A South China Morning Post article from a few years ago stated that over 2,000 people were involved in open-water swimming in HK; that number is likely to grow. Take a look at the Open Water Swimmers of Hong Kong for starters (owshk.weebly.com).
Polo, the sport of kings, has been growing in popularity in Hong Kong over the past decade. Informal get-togethers gained enough momentum to see the Hong Kong Polo Team officially created in 2014 (hongkongpoloclub.org).
We were worried about filling the whole alphabet in this A-Z article, but, happily for us, Quidditch is played in Hong Kong! Find out more about the Harry Potter-inspired sport through the Hong Kong Quidditch Association (hkquidditch.org).

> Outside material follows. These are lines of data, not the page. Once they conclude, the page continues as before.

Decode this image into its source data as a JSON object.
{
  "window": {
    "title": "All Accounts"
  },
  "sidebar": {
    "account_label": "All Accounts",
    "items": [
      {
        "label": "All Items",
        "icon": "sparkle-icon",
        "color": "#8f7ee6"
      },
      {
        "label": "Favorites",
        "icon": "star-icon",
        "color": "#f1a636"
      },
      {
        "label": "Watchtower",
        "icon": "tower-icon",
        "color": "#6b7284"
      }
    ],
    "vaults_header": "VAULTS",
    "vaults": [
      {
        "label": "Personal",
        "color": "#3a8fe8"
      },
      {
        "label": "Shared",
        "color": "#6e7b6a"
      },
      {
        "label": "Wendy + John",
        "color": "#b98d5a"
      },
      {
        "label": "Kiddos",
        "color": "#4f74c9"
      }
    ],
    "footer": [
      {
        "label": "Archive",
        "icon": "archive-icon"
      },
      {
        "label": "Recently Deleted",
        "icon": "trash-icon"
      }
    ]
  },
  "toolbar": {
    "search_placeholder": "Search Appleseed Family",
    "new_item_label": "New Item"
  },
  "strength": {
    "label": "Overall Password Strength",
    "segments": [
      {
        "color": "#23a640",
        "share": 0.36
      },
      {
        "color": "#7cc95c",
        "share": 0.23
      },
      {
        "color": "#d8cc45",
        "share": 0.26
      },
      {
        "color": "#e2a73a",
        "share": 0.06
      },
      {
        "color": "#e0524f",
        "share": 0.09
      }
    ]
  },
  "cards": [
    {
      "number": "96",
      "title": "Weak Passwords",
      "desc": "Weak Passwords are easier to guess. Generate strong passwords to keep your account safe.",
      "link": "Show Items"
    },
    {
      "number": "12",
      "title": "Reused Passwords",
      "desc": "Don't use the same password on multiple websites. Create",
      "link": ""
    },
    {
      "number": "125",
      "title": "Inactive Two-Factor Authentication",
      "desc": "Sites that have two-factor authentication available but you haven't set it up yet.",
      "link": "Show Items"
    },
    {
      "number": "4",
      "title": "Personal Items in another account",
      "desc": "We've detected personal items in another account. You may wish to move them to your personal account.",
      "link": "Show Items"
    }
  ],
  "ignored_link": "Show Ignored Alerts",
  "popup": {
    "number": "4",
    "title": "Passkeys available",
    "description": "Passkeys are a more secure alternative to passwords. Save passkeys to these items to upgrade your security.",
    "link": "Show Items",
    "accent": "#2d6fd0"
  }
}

Hong Kong is mad about rugby! The vibrant rugby community welcomes players of all ages and abilities, and, with more than 45 men’s teams, 15 women’s teams and a host of kids’ clubs, there’s a team to suit everyone (hkrugby.com). And the annual Rugby Sevens, of course!
The LCSD (lcsd.gov.hk) operates over 40 public swimming pools, with a range of outdoor and indoor, teaching and kids’ pools. The official swimming season is April to the end of October.
Want a hit of tennis? The Hong Kong Tennis Association (tennishk.org) runs seven leagues catering for all ages, while the HK Ladies Tennis League (hkladiestennis.com) offers six divisions of competitive matches. Kids’ tennis camps and courses are plentiful too.
Fans of flinging a frisbee will flock to Ultimate, the flyingdisc sport played by millions around the world – and here, too. Contact the Hong Kong Ultimate Players Association (hkupa.com) to get started.
Volleyball enthusiasts can sign up for the Hong Kong Volleyball League (hkvb.org), an amateur league that welcomes all players. Details of games are posted online and interested players can register there, too.
With over 700km of coastline and 250 islands, it’s unsurprising that Hong Kong offers a host of water sports to suit all. Sailing, sea kayaking, diving, kitesurfing, surfing, windsurfing: the list is endless.
It’s a case of X marks the spot when it comes to Geocaching (geocaching.com), a fun way to enjoy nature in Hong Kong or abroad. This global treasure hunt involves using your smart phone and navigational techniques to find hidden objects in the great outdoors.
There’s plenty of water to get out and about on in Hong Kong, which makes yachting a hugely popular pastime. The Royal Hong Kong Yacht Club (rhkyc.org.hk) has been around for well over 100 years and is among the territory’s oldest and largest sporting clubs.
Zzzz … If you’d rather sleep in and leave all the training, match-play and club socialising to others, that’s fine. Instead, why not visit our website (expatliving.hk) for some great home workouts to keep in shape without opening your door?
New for 2020/21
Good news for cyclists! Not only did the final leg of the 60km New Territories Cycle Track Network open late in 2020, but an additional 22km is touted to be added some time in 2021. The full route will take in areas such as Yuen Long, Sheung Shui, Fan Ling, Tai Po and Sha Tin, and offer seaside vistas and rides through nature areas.